I subscribe to a service called BrowserCam. They rock. I test pretty much all my site builds using this remote service. It keeps me from buying a dozen basic PCs with various operating systems and browser builds. It keeps me happy. If you develop for the web, you need this sort of service. It pays for itself with its magical headache removal and look-like-a-hero goodness.
What it doesn’t do is clean up the browser histories for you. When using the Java VNC desktops, delete your histories and caches, you silly, silly developers. I know you’re likely up against a deadline, but really, this is important.
Because I just got a look at your new social media site before it launches. I got your developer access by clicking a history link. Your password was cached. Silly, silly developer. Freddy, sorry but this means you.
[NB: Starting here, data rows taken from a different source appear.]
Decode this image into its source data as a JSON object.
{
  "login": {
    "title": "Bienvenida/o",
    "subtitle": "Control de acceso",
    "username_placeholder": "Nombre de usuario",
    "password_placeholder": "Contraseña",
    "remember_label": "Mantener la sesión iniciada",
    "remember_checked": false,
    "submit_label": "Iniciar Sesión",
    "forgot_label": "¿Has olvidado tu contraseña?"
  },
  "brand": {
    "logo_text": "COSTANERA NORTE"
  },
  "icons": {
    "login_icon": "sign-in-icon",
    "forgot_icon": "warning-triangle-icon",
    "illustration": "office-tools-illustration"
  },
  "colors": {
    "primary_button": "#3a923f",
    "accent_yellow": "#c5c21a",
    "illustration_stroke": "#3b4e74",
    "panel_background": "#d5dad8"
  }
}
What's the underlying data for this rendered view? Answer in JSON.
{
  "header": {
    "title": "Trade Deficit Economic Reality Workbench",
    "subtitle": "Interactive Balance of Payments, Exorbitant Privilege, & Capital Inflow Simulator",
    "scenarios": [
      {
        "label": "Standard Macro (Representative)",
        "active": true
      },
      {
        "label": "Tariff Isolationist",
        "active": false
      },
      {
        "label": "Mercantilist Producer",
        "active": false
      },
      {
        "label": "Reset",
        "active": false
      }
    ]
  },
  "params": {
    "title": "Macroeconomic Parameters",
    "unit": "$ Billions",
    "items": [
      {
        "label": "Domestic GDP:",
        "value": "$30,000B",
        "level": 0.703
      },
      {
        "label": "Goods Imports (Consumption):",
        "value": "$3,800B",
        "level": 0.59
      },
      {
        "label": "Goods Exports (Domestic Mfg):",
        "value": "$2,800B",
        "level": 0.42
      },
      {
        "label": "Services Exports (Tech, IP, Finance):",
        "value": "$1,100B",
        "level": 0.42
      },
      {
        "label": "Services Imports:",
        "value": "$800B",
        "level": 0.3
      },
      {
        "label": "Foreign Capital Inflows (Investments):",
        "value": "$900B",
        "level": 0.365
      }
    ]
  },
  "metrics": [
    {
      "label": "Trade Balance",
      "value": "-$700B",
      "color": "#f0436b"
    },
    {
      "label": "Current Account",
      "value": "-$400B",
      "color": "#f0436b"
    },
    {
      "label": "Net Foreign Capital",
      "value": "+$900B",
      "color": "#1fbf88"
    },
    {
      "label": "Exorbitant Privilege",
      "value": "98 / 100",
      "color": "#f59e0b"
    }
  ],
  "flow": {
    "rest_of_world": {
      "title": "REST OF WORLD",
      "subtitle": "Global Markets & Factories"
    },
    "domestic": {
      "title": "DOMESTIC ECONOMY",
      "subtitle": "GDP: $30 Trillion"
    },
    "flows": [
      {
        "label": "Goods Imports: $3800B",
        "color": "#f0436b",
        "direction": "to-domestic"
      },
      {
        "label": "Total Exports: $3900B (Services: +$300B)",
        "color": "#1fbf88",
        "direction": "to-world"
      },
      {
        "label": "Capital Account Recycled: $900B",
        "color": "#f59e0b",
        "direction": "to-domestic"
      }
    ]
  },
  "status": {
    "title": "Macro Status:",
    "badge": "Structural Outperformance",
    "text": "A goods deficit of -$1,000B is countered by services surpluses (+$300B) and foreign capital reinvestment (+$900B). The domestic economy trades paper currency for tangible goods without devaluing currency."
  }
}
Don’t worry- I’m not blabbing the site, telling anyone what you’re doing, or gonna steal your ideas. I just wanted to let you know that I saw your site and although the About Us text was a bit overly wordy, the rest of the layout is looking pretty good. Nice colours. You’ve got that Web 2.0 evolved thang goin’ on. But for the love of your hard work, delete your history. There are others out there who aren’t so considerate. And worse than that, there are employers who would fire you for leaking their product-¬†maybe even sue you! No one wants that.
To be fair, Freddy wasn’t the only silly developer leaving bread crumbs for everyone-¬†there were loads more. That’s a lot of potentially stolen ideas, leaked launches, and unemployed developers.
Nosey- yes, I can be. But don’t give me a reason to go snooping, a’ight?